Here’s the thing about 19th-century novels:  pleasurable though they may be, eventually you find yourself feeling strangled by the misogyny.  After growing increasingly dissatisfied with roles for women in “Far From the Madding Crowd” (1998), “Our Mutual Friend” (1998), and the full 882 pages of David Copperfield, my fixation finally bottomed out late last night with the horrifyingly bad 1997 American TV-movie version of Louisa May Alcott’s “The Inheritance” — a show so embarrassing I held my head in my hands (but I watched every minute of it, just in case).

So I turned tonight to the 1928 “Passion of Joan of Arc,” a French silent by the Danish director Carl Theodor Dreyer, starring the stunningly beatific Melle Falconetti — who looks like James Spader did in his beautiful youthful days, with that broad face, wide blue eyes, and perfect lips.  Except whereas Spader used his beauty so often in those years to evoke cruelty, Falconetti sheds tears of love for God.

There’s another reason to geek out with this film during my summer of research: it opens with a shot of someone thumbing through pages of the original testimony of Joan’s trial as it was recorded in 1435; the film covers her trial alone (and takes significant liberties with the facts, though for good effect) — so it ends up being a surprisingly textual film for archives geeks out there.  The down side of this choice is that we see all of Joan’s suffering and none of her muscular Christianity and military leadership.  So while it’s not surprising that the film can be found streaming on the website Gloria.tv (its catchphrase is “The more Catholic, the better”), it’s unsurprising to learn that it was originally censored by the Church for its portrayal of the hypocritical, corrupt leaders that oversaw Joan’s trial.

With her hair clipped so close, Falconetti has an unapologetically androgynous face; devoid of any perceivable makeup and appearing to shed real tears, the 35-year-old actor holds virtually every scene as she plays the 19-year-old martyr.  I can’t remember seeing a film in which the tight close-up of its protagonist constitutes so much of the film’s narrative.  (There’s even a scene in which the priests bleed her and real blood comes spurting out of an arm, but I find via online commentary that this was the arm of an extra.)  Every shade of emotion crosses her face — pure devotional love, sudden fear that she may have been fooled by the Devil, misplaced trust in a sneaky priest, religious conviction.  It’s stunning that this was her second of only two films; she dedicated the rest of her career to the stage.  This kind of role in such an otherwise spare film — the sets are bare bones, and there are only a few exterior scenes with crowds of angry followers — must have been brutal to get right.

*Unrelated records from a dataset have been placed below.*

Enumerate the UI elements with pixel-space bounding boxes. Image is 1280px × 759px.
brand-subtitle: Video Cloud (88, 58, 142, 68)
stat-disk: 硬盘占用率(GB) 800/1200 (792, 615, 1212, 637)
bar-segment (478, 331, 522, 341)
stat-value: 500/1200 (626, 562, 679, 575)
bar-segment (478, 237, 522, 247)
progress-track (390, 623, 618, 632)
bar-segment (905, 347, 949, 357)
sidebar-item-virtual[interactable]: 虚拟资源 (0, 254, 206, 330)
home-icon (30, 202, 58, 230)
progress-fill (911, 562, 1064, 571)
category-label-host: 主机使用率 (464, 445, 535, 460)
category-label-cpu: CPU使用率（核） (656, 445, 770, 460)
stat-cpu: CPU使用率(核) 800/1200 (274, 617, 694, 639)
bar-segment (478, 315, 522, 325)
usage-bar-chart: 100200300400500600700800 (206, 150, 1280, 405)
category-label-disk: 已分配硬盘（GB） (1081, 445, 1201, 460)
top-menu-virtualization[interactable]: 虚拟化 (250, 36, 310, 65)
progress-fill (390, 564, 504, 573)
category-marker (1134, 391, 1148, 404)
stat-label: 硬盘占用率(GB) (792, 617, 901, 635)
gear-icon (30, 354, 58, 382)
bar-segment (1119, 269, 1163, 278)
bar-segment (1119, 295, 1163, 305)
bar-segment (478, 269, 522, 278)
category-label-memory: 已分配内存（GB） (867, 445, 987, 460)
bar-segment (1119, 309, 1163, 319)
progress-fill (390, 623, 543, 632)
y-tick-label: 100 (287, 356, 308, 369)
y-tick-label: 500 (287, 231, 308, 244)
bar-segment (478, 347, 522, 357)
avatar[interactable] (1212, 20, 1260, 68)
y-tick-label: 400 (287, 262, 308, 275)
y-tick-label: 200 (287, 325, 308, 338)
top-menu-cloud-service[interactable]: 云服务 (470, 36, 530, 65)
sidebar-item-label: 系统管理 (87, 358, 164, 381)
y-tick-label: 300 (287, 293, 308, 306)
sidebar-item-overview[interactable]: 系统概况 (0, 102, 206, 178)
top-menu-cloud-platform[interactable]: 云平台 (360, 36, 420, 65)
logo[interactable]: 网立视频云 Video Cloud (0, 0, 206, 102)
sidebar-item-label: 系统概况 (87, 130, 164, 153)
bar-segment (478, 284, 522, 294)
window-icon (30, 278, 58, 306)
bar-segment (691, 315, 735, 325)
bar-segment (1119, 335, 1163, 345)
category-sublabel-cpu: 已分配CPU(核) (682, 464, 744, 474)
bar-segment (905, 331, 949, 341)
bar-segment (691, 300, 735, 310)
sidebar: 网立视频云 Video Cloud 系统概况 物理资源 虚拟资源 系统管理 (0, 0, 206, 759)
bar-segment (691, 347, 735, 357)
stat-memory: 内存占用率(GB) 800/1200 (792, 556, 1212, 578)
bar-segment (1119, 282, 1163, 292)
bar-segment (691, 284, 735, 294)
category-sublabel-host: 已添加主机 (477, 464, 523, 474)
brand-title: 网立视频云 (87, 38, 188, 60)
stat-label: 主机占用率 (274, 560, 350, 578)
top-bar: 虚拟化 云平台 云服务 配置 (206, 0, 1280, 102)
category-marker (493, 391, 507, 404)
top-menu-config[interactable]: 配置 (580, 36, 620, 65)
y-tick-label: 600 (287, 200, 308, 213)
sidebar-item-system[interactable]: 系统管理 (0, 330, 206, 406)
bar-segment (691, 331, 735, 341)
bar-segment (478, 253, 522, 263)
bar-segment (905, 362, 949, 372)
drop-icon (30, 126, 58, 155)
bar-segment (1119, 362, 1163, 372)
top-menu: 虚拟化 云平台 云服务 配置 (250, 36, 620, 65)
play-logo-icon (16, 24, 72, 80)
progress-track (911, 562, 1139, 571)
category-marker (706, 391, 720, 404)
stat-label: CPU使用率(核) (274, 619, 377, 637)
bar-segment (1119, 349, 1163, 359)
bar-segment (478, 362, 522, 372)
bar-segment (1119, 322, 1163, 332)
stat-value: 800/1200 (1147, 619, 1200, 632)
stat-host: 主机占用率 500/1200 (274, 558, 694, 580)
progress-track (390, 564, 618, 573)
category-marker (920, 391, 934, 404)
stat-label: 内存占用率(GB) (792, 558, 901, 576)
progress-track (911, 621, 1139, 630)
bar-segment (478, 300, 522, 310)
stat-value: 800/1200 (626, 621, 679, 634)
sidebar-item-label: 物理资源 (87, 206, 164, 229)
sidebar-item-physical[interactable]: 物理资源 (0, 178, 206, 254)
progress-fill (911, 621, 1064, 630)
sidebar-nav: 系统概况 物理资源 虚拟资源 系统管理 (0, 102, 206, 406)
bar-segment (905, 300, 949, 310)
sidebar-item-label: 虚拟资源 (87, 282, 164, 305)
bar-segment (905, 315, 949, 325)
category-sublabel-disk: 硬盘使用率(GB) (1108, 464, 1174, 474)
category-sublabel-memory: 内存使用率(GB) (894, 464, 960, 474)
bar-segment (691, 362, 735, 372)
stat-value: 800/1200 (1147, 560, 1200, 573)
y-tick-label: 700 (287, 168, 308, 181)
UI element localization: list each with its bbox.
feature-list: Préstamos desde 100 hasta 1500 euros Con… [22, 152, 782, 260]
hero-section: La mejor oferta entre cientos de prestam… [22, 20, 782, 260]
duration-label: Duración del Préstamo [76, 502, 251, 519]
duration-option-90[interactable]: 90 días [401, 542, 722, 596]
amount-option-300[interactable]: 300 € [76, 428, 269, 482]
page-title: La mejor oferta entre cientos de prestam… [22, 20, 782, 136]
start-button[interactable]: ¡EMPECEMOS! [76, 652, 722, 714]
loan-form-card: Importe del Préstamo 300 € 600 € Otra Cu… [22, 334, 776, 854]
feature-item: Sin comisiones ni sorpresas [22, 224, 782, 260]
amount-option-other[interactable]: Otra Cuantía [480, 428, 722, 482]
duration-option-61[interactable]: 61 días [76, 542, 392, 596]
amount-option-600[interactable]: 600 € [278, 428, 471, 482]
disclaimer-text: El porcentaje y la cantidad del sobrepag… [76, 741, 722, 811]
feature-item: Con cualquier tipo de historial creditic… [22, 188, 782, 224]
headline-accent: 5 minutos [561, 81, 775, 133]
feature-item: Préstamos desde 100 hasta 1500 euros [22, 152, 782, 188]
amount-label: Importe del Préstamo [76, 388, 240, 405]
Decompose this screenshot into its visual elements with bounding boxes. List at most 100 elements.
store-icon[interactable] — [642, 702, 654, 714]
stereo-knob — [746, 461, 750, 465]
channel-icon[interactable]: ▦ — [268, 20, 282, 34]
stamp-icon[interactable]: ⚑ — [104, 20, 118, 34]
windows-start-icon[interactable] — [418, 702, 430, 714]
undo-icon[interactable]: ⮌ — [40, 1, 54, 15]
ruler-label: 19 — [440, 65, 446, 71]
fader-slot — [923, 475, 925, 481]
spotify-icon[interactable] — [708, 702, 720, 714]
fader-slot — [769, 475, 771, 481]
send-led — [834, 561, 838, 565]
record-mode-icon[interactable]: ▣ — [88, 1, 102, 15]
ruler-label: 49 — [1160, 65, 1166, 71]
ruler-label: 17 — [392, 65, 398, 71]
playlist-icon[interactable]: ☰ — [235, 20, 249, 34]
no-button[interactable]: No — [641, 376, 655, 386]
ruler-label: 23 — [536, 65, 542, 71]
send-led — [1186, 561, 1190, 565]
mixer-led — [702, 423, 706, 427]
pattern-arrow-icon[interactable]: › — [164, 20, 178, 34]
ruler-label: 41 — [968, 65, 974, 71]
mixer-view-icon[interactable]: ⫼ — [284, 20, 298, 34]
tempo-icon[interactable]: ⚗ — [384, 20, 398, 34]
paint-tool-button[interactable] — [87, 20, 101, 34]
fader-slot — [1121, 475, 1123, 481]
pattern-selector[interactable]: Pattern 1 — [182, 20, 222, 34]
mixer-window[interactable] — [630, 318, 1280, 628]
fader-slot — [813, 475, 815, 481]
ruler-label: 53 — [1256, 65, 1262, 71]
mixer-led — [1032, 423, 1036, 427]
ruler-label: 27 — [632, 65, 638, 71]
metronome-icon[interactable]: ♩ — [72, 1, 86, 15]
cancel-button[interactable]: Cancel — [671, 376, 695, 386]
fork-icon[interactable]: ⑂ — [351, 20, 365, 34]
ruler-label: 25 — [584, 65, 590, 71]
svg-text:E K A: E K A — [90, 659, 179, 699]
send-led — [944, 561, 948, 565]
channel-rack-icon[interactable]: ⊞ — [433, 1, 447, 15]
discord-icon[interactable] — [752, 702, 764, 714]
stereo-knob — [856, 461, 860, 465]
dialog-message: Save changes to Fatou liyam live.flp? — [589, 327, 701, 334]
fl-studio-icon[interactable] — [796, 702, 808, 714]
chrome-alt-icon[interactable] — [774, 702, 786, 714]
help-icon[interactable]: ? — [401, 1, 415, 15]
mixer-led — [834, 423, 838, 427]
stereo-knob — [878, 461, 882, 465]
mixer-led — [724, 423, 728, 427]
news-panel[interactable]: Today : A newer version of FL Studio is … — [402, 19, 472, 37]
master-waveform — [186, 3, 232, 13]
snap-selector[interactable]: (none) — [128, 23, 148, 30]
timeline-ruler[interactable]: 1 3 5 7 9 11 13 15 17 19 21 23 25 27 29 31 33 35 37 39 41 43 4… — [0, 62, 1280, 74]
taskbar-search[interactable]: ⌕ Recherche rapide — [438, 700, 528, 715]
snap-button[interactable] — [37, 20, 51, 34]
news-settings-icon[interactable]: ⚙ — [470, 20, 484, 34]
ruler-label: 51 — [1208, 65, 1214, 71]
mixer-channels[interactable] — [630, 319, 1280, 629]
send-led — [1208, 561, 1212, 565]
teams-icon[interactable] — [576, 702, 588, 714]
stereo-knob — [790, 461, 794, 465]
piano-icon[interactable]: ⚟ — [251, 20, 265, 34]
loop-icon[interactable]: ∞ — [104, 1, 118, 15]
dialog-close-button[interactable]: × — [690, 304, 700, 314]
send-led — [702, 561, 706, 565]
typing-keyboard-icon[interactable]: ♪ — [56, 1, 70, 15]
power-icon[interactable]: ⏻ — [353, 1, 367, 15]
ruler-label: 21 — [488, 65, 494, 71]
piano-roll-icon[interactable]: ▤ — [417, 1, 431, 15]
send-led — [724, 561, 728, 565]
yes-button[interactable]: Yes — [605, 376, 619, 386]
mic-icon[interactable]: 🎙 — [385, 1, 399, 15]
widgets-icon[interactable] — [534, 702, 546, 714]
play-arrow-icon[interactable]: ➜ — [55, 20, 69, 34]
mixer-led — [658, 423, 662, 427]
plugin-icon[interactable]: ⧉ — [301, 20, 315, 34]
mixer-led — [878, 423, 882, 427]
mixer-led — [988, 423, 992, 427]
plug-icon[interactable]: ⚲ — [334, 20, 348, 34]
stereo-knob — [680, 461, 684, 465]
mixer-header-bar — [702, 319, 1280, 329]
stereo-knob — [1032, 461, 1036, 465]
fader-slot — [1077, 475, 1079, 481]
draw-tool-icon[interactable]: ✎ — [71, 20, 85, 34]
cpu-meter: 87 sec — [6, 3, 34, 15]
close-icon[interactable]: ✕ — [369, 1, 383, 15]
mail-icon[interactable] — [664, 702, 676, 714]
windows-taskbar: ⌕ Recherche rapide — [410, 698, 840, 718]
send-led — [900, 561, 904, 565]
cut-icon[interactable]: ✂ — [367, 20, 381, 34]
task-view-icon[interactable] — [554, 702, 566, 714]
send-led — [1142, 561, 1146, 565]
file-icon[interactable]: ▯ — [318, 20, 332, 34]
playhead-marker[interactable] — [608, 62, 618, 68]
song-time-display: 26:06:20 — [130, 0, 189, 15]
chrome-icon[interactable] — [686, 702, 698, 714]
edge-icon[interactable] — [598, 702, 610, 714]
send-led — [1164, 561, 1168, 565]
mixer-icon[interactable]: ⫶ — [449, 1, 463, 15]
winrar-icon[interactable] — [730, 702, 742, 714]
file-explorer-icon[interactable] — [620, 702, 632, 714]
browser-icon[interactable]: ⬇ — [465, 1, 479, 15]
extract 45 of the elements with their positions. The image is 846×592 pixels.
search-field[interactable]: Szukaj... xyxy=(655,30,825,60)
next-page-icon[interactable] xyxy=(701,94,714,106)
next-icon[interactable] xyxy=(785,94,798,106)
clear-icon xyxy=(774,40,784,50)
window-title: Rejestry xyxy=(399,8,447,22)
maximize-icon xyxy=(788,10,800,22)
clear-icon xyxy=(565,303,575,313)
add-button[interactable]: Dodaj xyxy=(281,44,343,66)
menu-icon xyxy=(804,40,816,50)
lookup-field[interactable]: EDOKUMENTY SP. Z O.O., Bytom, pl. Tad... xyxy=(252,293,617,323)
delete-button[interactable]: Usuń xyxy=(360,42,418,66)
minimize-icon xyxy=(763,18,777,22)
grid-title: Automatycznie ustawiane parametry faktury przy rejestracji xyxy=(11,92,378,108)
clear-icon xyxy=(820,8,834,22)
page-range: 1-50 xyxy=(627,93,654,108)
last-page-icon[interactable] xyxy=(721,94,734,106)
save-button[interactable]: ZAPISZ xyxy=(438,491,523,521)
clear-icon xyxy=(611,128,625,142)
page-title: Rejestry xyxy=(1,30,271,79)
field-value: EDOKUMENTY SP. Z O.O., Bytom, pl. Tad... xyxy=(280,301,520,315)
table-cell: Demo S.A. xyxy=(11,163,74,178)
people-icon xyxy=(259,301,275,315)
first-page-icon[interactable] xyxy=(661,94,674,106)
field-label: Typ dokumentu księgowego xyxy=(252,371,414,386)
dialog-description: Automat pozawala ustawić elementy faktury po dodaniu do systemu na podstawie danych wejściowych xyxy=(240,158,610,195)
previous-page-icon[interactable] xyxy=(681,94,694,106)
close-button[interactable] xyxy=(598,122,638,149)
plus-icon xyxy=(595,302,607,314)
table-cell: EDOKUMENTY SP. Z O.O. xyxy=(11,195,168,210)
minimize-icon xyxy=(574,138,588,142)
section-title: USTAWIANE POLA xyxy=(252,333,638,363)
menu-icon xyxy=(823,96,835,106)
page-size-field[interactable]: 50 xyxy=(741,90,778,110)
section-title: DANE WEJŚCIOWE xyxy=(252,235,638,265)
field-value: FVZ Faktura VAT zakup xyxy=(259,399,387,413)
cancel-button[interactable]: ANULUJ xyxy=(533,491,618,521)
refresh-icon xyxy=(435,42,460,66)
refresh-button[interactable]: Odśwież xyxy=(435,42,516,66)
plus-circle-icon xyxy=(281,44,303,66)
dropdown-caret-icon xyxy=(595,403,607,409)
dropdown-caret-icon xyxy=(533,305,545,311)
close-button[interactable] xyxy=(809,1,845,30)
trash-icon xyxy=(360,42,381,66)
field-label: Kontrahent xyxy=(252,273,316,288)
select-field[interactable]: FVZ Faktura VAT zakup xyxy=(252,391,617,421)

When the film isn’t asking us to gaze at her, it engages in a lovely bit of cinematic elegance: it gazes upward.  Sometimes toward the sky or birds lofting onto a church spire, sometimes toward a window placed high on a wall, sometimes merely toward the shadow of a window on a blank white wall with its cross-like panes.  Each time, these scenes infuse the film with religious hopefulness, even as the priests’ perfidy becomes glaring and Joan’s fate becomes ever more doomed to the stake.

I’ve got virtually no religious bones in my body, but seeing this film took me back to my weird middle-school years, when I yearned for faith (to fit in, to ease my fears of death, to find meaning in junior high…).  If I’d seen this then I would have tried to be Joan — to experience her clear-eyed certainty (and even more important, to model those beautiful expressions on her face).  Thus, I watched this film with a tangle of memories, as well as more academic thoughts about women’s long history in the church and the power of devotion to give one a life beyond wife-dom, ceaseless childbearing, and drudgery.  No wonder nuns continue to have such appeal to young girls, even now — with cinematic models such as Falconetti, Deborah Kerr, Audrey Hepburn, Jennifer Jones, and even (argh) Julie Andrews, womanhood as a religious devotee allows women an exceptionally meaningful life that doesn’t require having good hair or enough money for a dowry. 

I see that a group of film bloggers recently declared “The Passion of Joan of Arc” the best silent film ever.  I’m not sure I’m ready to go that far, but it’s worth reading about the extraordinary story of its destruction, censorship, reconstruction, and the eventual rediscovery of what they believe to be the original print.  It’s not exactly the kind of antidote to 19th-century feminine mawkishness I was expecting, but Joan of Arc’s passion is a head-clearing dose nevertheless.  Beautiful.